それにしては、商売をなさっていますけれど」

 その問いに、恵次郎はこう返す。

「素人劇団の役者なんだそうだ。その劇団が、今度ゲーテ座で芝居をやるから僕達にも観に来て欲しいらしい」

 それを聞いた緑丸はうれしそうな顔をして身を乗り出す。

「なんだそれ、めちゃくちゃ観たい!

絶対行くからな!」

 それを聞いたバイオレットは、うれしそうににっこりと笑った。


 それから数日後、緑丸は恵次郎を連れ、リンネに案内されてゲーテ座へと向かった。ほんとうは菖一も連れてきたかったけれども、菖一はどうせ目が見えなくて芝居が観られないからと、着いてこなかった。

 ゲーテ座に入ると、周りは異人ばかりだ。その異人達に、緑丸は怪訝そうな目で見られる。それを察したのか、リンネが慌てたようににこにこと笑いながら、他の異人達に話しかけている。

「なんて言ってるんだ?」

 そのようすを不思議に思った緑丸が恵次郎に訊ねると、恵次郎は簡単に返してくる。

「僕達が役者の友人だと説明しているようだ」

「なるほどな」

 リンネの機転のおかげで、異人達の視線もだいぶ柔らかくなった。

 少しだけ居心地がよくなったところで、リンネが中を案内して、広い部屋へと緑丸達を案内する。前方には舞台があって、どうやらここで芝居が行われるようだった。

 リンネに促されるまま席について、幕が上がるのを待つ。客席がだいぶ埋まったところで開演時間になったようで、幕が上がった。

 はじまったのは、今までに見たこともない舞台だった。使われている大道具や小道具が見たこともないものばっかりだったと言うだけでなく、時には静かに、時には激しく展開されるその劇に、緑丸は圧倒された。

 役者達が喋っている言葉もわからないのに、それなのに、ただただ圧倒されたのだ。

 そうして、あっという間に劇は終わってしまった。部屋から出て広間で恵次郎とリンネと余韻に浸っていると、衣装を着たままのバイオレットがにこにこと笑いながら駆け寄ってきた。その姿を見て、緑丸はぱっと恵次郎の方を見てこう訊ねた。

「恵次郎、すごかったって英語でなんて言うんだ?」

「グレートだ」

 緑丸はすぐさまにバイオレットの手を取って、強く降りながら何度も言う。

「グレート! グレート!」

 それを聞いて他の異人達が驚いたように一瞬緑丸達の方見たけれども、バイオレットはそれを気にせずにはにかんでこう返す。

「サンキュー」

 きっとお礼を言っているのだろう。

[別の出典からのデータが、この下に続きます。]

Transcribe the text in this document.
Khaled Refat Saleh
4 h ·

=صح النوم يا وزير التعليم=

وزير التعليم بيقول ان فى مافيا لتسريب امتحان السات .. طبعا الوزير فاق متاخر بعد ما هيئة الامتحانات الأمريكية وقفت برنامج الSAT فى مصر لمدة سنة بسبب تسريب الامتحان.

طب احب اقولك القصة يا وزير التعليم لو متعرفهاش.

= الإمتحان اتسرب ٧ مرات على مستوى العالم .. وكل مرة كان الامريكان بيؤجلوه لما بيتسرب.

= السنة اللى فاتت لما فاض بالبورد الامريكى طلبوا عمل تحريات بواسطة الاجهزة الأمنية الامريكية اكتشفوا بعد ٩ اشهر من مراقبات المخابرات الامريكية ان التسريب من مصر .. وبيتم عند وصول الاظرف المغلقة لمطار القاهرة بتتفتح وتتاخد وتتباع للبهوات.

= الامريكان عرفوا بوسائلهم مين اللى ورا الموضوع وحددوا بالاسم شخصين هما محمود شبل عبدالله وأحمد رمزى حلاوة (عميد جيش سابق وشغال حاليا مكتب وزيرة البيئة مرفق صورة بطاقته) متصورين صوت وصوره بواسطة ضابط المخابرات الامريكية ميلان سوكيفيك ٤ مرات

緑丸はなんとなくそう思いにっこりと笑う。それから、バイオレットにこう訊ねた。

「さっきの芝居、なんていうやつだったんだ?」

 バイオレットはすぐに言葉を返すけれども、聴き慣れない単語なので緑丸はうまく聞き取れない。それを見て取った恵次郎が、改めてこう伝える。

「シェイクスピアのハムレットだ」

「シェイクスピア……ハムレット……」

 なぜか印象に残るその言葉を、緑丸が呟く。すると、バイオレットがまた話し掛けてきた。

「台本を見たいかと言っている」

 恵次郎の訳を聞いて、緑丸は頷く。

「見たい!」

 それを見たバイオレットが、恵次郎に話し掛ける。恵次郎はそれをまた訳して聞かせる。

「予備でもらっていた分の台本をくれるそうだ」

「まじで? やったー! サンキュー」

 湧き上がってきた喜びに緑丸がバイオレットに抱きつくと、バイオレットは少しだけ驚いた顔をしてから緑丸を抱き返した。


 それから数日後、バイオレットからもらったハムレットの台本を何度もめくって見てみたけれども、緑丸にはなにが書かれているのかさっぱりわからなかった。

 けれども、この台本の中にあの日見た、圧倒された芝居の内容が書かれているのだ。

 側にいる菖一が緑丸に訊ねる。

「なにを見てらっしゃるんです?」

 緑丸は台本から目を離さずに返す。

「ハムレットって言う英吉利の芝居の台本だよ。バイオレットからもらったんだ」

 それを聞いた菖一が溜息をつく。

「あまり、西洋かぶれるものでもありませんよ」

 それを聞いて緑丸は少しだけむっとしたけれども、菖一がそう言うのは浪花節に身が入らなくなるのを心配してのことだろうと、いったん台本から目を離した。